Philadelphia’s $500 million Rebuild program could produce a practice that increases the investment in businesses owned by minorities, women or businesses owned by people with disabilities.

The project aims to improve facilities at parks, libraries and recreation centers around the city.

At a community informational meeting yesterday at Martin Luther King Recreation Center, Rebuild leaders stressed the project’s plans to increase diversity. Of the more than 30 people who attended the meeting, half owned businesses that the Rebuild program is hoping to target.

Rebuild outlined in legislation passed in June plans to give 40 to 50 percent of professional service contracts to minority- and women-owned businesses and 45 to 55 percent of construction contracts to minority- and women-owned businesses. The legislation also outlined a goal for 45 percent of workforce hours to be made up of minority workers and 5 percent of workforce hours to be made up of women.

“It is essential because if you look at the contracts that have gone to minority- and women-owned business in Philadelphia and you compare that to the population of Philadelphia, it’s totally out of whack,” said Nicole Westerman, executive director of Rebuild. “It’s the same if you look at a construction site. The people on that construction site are not going to look like the demographics of Philadelphia. That’s not okay.”

Women make up about 52.7 percent of the city’s population and minorities make up about 55.3 percent of the city’s population according to the United States Census Bureau.

Westerman added that while Rebuild can’t “solve it overnight,” if the program is successful, it could provide a framework for the rest of the city to follow.

Iola Harper, the deputy director of commerce in the city’s Office of Economic Opportunity, said her office will track the inclusion of minority- and women-owned businesses over the course of the seven-year project. She added that diversity inclusion efforts will be outlined in the contracts set up between local businesses and the nonprofits that will be leading the individual construction projects within the Rebuild program.

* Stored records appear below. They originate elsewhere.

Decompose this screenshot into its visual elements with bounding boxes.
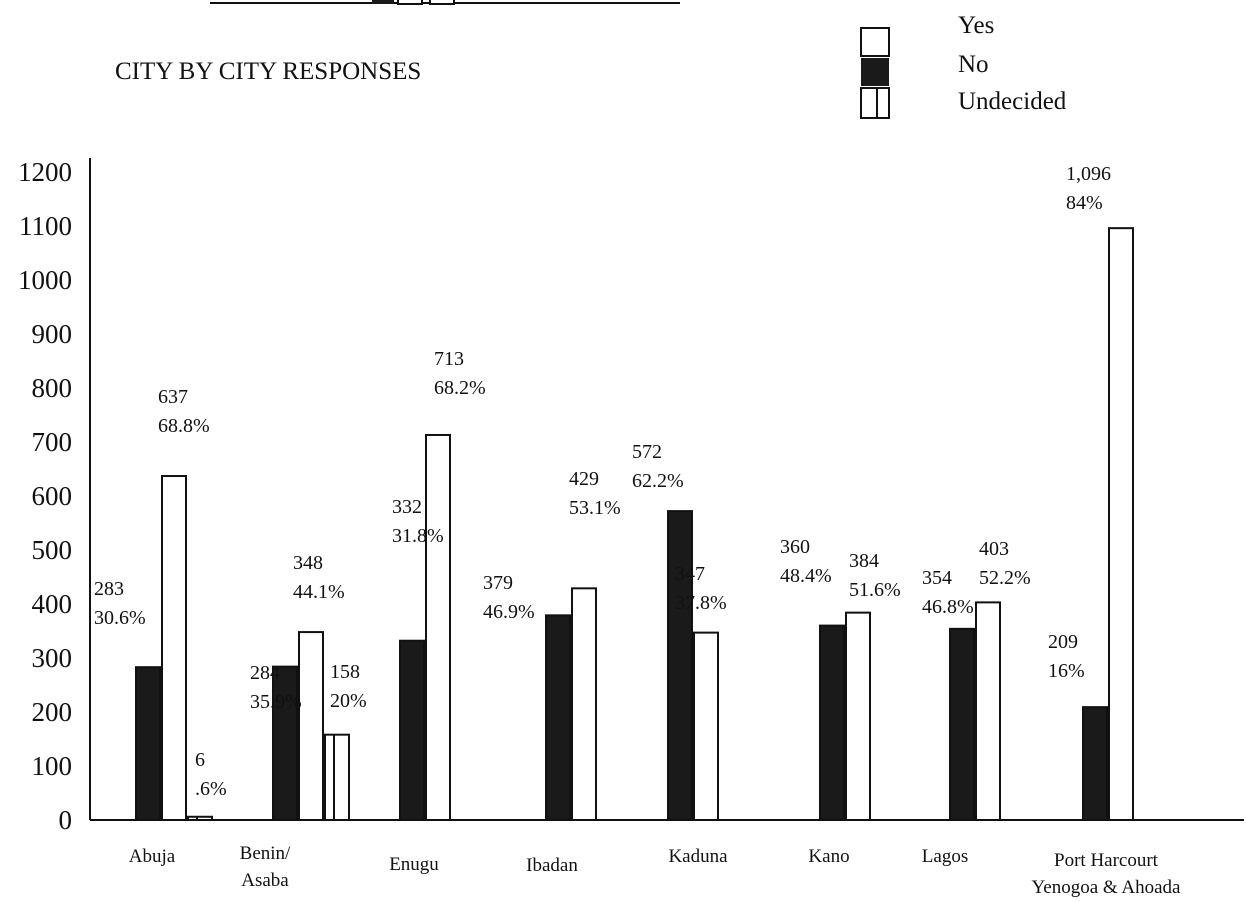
data-label-no: 283: [94, 578, 124, 600]
data-label-no: 332: [392, 496, 422, 518]
data-label-undecided: 6: [195, 749, 205, 771]
data-label-yes: 37.8%: [675, 592, 727, 614]
data-label-yes: 713: [434, 348, 464, 370]
data-label-no: 35.9%: [250, 691, 302, 713]
data-label-yes: 68.8%: [158, 415, 210, 437]
data-label-no: 46.8%: [922, 596, 974, 618]
y-tick-label: 900: [32, 319, 73, 349]
legend: Yes No Undecided: [860, 12, 1067, 119]
data-label-undecided: 158: [330, 661, 360, 683]
legend-label-no: No: [958, 51, 989, 78]
y-tick-label: 100: [32, 751, 73, 781]
data-label-no: 48.4%: [780, 565, 832, 587]
category-label: Ibadan: [526, 855, 578, 876]
category-label: Kano: [808, 846, 849, 867]
category-label: Kaduna: [668, 846, 728, 867]
category-label: Port Harcourt: [1054, 850, 1159, 871]
y-tick-label: 500: [32, 535, 73, 565]
bar-no-6: [949, 627, 975, 822]
bar-yes-2: [425, 433, 451, 821]
data-label-no: 16%: [1048, 660, 1085, 682]
bar-yes-1: [298, 631, 324, 822]
y-tick-label: 700: [32, 427, 73, 457]
y-tick-label: 300: [32, 643, 73, 673]
bar-no-3: [545, 614, 571, 822]
bar-no-7: [1082, 706, 1108, 822]
data-label-yes: 68.2%: [434, 377, 486, 399]
bar-undecided-0: [187, 815, 213, 822]
data-label-no: 46.9%: [483, 601, 535, 623]
data-label-yes: 52.2%: [979, 567, 1031, 589]
data-label-yes: 44.1%: [293, 581, 345, 603]
data-label-no: 62.2%: [632, 470, 684, 492]
data-label-yes: 51.6%: [849, 579, 901, 601]
data-label-no: 360: [780, 536, 810, 558]
bar-yes-3: [571, 587, 597, 822]
category-label: Yenogoa & Ahoada: [1031, 877, 1181, 898]
data-label-yes: 347: [675, 563, 705, 585]
y-tick-label: 1000: [18, 265, 72, 295]
data-label-yes: 637: [158, 386, 188, 408]
data-label-yes: 1,096: [1066, 163, 1111, 185]
legend-swatch-undecided: [860, 87, 890, 119]
y-axis-ticks: 0 100 200 300 400 500 600 700 800 900 1000 1100 1200: [18, 157, 72, 835]
category-label: Abuja: [129, 846, 176, 867]
data-label-no: 31.8%: [392, 525, 444, 547]
bar-no-5: [819, 624, 845, 821]
category-label: Lagos: [922, 846, 968, 867]
bars: [135, 227, 1134, 822]
bar-no-2: [399, 639, 425, 821]
bar-undecided-1: [324, 733, 350, 821]
bar-yes-4: [693, 631, 719, 821]
bar-no-1: [272, 665, 298, 822]
y-tick-label: 800: [32, 373, 73, 403]
bar-no-0: [135, 666, 161, 821]
legend-swatch-yes: [860, 27, 890, 57]
data-label-no: 379: [483, 572, 513, 594]
bar-yes-0: [161, 475, 187, 821]
category-label: Asaba: [241, 870, 289, 891]
category-label: Enugu: [389, 854, 439, 875]
y-tick-label: 1200: [18, 157, 72, 187]
data-label-no: 354: [922, 567, 952, 589]
chart-title: CITY BY CITY RESPONSES: [115, 58, 421, 85]
y-tick-label: 400: [32, 589, 73, 619]
data-label-yes: 348: [293, 552, 323, 574]
y-tick-label: 600: [32, 481, 73, 511]
data-label-yes: 403: [979, 538, 1009, 560]
bar-yes-5: [845, 611, 871, 822]
category-label: Benin/: [240, 843, 291, 864]
data-label-yes: 84%: [1066, 192, 1103, 214]
data-label-no: 572: [632, 441, 662, 463]
bar-yes-7: [1108, 227, 1134, 822]
bar-labels: 283 30.6% 284 35.9% 332 31.8% 379 46.9% 572 62.2%…: [94, 163, 1111, 800]
data-label-no: 30.6%: [94, 607, 146, 629]
data-label-undecided: 20%: [330, 690, 367, 712]
data-label-yes: 429: [569, 468, 599, 490]
y-tick-label: 200: [32, 697, 73, 727]
category-labels: Abuja Benin/Asaba Enugu Ibadan Kaduna Kano Lag…: [129, 843, 1181, 898]
cropped-header-fragment: [210, 0, 680, 5]
data-label-no: 209: [1048, 631, 1078, 653]
y-tick-label: 1100: [19, 211, 72, 241]
legend-label-yes: Yes: [958, 12, 994, 39]
data-label-no: 284: [250, 662, 280, 684]
bar-no-4: [667, 510, 693, 821]
bar-yes-6: [975, 601, 1001, 821]
legend-label-undecided: Undecided: [958, 88, 1067, 115]
data-label-yes: 53.1%: [569, 497, 621, 519]
legend-swatch-no: [861, 58, 889, 86]
y-tick-label: 0: [59, 805, 73, 835]
data-label-yes: 384: [849, 550, 879, 572]
data-label-undecided: .6%: [195, 778, 227, 800]
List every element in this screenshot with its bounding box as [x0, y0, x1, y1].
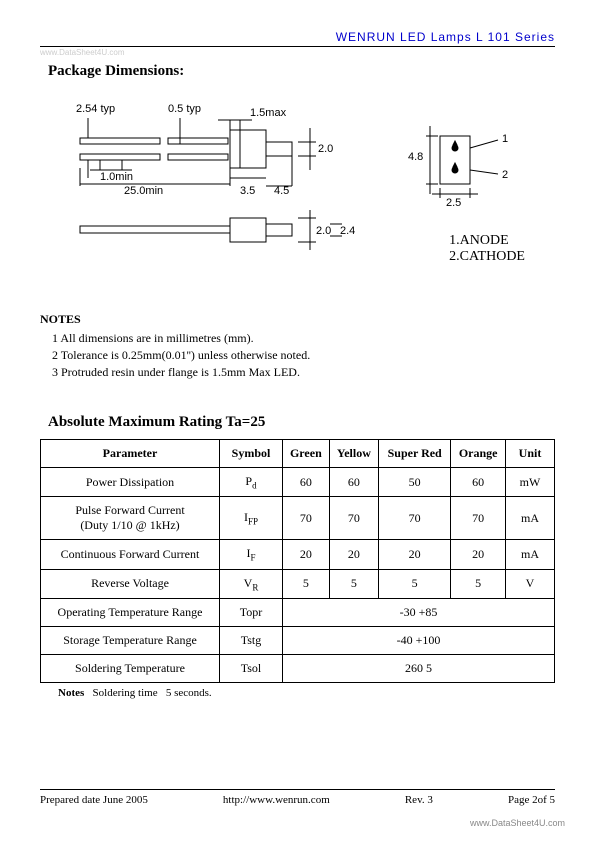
pin-2-marker: 2: [502, 169, 508, 181]
cell-symbol: Tstg: [220, 627, 283, 655]
cell-value: 60: [329, 468, 378, 497]
cell-value: 20: [283, 540, 330, 569]
dim-15max: 1.5max: [250, 107, 287, 119]
dim-254typ: 2.54 typ: [76, 103, 115, 115]
footer: Prepared date June 2005 http://www.wenru…: [40, 789, 555, 806]
cell-merged: -30 +85: [283, 599, 555, 627]
cell-symbol: Tsol: [220, 655, 283, 683]
col-orange: Orange: [451, 440, 506, 468]
cell-parameter: Continuous Forward Current: [41, 540, 220, 569]
table-row: Soldering TemperatureTsol260 5: [41, 655, 555, 683]
dim-25: 2.5: [446, 197, 461, 209]
header-text: WENRUN LED Lamps L 101 Series: [40, 30, 555, 47]
section-title-package: Package Dimensions:: [48, 63, 555, 80]
footer-rev: Rev. 3: [405, 794, 433, 806]
cell-unit: mA: [506, 497, 555, 540]
dim-10min: 1.0min: [100, 171, 133, 183]
cell-symbol: Topr: [220, 599, 283, 627]
cell-unit: mW: [506, 468, 555, 497]
note-3: 3 Protruded resin under flange is 1.5mm …: [52, 365, 555, 380]
cell-parameter: Pulse Forward Current(Duty 1/10 @ 1kHz): [41, 497, 220, 540]
table-row: Operating Temperature RangeTopr-30 +85: [41, 599, 555, 627]
table-row: Continuous Forward CurrentIF20202020mA: [41, 540, 555, 569]
cell-parameter: Storage Temperature Range: [41, 627, 220, 655]
pin-label-anode: 1.ANODE: [449, 233, 525, 249]
cell-merged: 260 5: [283, 655, 555, 683]
note-2: 2 Tolerance is 0.25mm(0.01'') unless oth…: [52, 348, 555, 363]
cell-symbol: IFP: [220, 497, 283, 540]
col-parameter: Parameter: [41, 440, 220, 468]
rating-title: Absolute Maximum Rating Ta=25: [48, 414, 555, 431]
cell-parameter: Power Dissipation: [41, 468, 220, 497]
cell-symbol: IF: [220, 540, 283, 569]
table-note: Notes Soldering time 5 seconds.: [58, 687, 555, 699]
cell-value: 20: [329, 540, 378, 569]
table-header-row: Parameter Symbol Green Yellow Super Red …: [41, 440, 555, 468]
cell-value: 50: [379, 468, 451, 497]
pin-1-marker: 1: [502, 133, 508, 145]
cell-symbol: Pd: [220, 468, 283, 497]
cell-value: 60: [451, 468, 506, 497]
cell-value: 70: [329, 497, 378, 540]
dim-24: 2.4: [340, 225, 355, 237]
cell-unit: mA: [506, 540, 555, 569]
col-superred: Super Red: [379, 440, 451, 468]
footer-page: Page 2of 5: [508, 794, 555, 806]
cell-value: 60: [283, 468, 330, 497]
rating-table: Parameter Symbol Green Yellow Super Red …: [40, 439, 555, 683]
cell-symbol: VR: [220, 569, 283, 598]
cell-value: 20: [451, 540, 506, 569]
notes-list: 1 All dimensions are in millimetres (mm)…: [52, 331, 555, 380]
table-row: Storage Temperature RangeTstg-40 +100: [41, 627, 555, 655]
dim-48: 4.8: [408, 151, 423, 163]
cell-parameter: Operating Temperature Range: [41, 599, 220, 627]
table-row: Pulse Forward Current(Duty 1/10 @ 1kHz)I…: [41, 497, 555, 540]
dim-20: 2.0: [318, 143, 333, 155]
dim-45: 4.5: [274, 185, 289, 197]
cell-value: 5: [283, 569, 330, 598]
note-1: 1 All dimensions are in millimetres (mm)…: [52, 331, 555, 346]
pin-label-cathode: 2.CATHODE: [449, 249, 525, 265]
dim-05typ: 0.5 typ: [168, 103, 201, 115]
cell-value: 5: [329, 569, 378, 598]
cell-value: 70: [379, 497, 451, 540]
cell-value: 5: [379, 569, 451, 598]
table-row: Reverse VoltageVR5555V: [41, 569, 555, 598]
cell-value: 20: [379, 540, 451, 569]
dim-35: 3.5: [240, 185, 255, 197]
cell-merged: -40 +100: [283, 627, 555, 655]
col-symbol: Symbol: [220, 440, 283, 468]
cell-parameter: Reverse Voltage: [41, 569, 220, 598]
dim-20b: 2.0: [316, 225, 331, 237]
col-green: Green: [283, 440, 330, 468]
cell-value: 70: [283, 497, 330, 540]
cell-parameter: Soldering Temperature: [41, 655, 220, 683]
footer-url: http://www.wenrun.com: [223, 794, 330, 806]
col-unit: Unit: [506, 440, 555, 468]
col-yellow: Yellow: [329, 440, 378, 468]
footer-date: Prepared date June 2005: [40, 794, 148, 806]
cell-unit: V: [506, 569, 555, 598]
datasheet4u-mark: www.DataSheet4U.com: [470, 818, 565, 828]
watermark-top: www.DataSheet4U.com: [40, 48, 124, 57]
table-row: Power DissipationPd60605060mW: [41, 468, 555, 497]
cell-value: 5: [451, 569, 506, 598]
notes-title: NOTES: [40, 312, 555, 327]
dim-250min: 25.0min: [124, 185, 163, 197]
cell-value: 70: [451, 497, 506, 540]
package-diagram: 2.54 typ 0.5 typ 1.5max 2.0 1.0min 25.0m…: [40, 98, 555, 298]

All equal opportunity hiring efforts are published online for anyone to access.

Harper is also in charge of the city’s diversity inclusion efforts. Since 2008, the city has increased its contracts with minority- and women-owned businesses from about 18.1 percent to 32 percent, according to annual disparity studies.

“Historically, small, minority-owned firms have had challenges working with the city,” Harper said. “There are a number of people that are well aware of the history of this city and have done or tried to do business with the city. And so they are coming to this meeting with that history, bringing it with them.”

Several business owners were skeptical that Rebuild would be able to hold the project leaders accountable for diversity inclusion and paying local businesses on time.

Harper said the city uses penalties ranging from corrective actions to suspended pay or debarment, which means a company cannot work with the city for a number of years. She added that the process Rebuild will use to penalize misconduct hasn’t been set but will be slightly different from what the city does.

“It’s going to be a challenge but I think we have a chance at doing it,” Harper said. “In instances where you hear frustration or you hear skepticism, it’s because of very real things that people have experienced and that people have lived through. …This is a way that I hope…that this project will lead to some real inclusion.”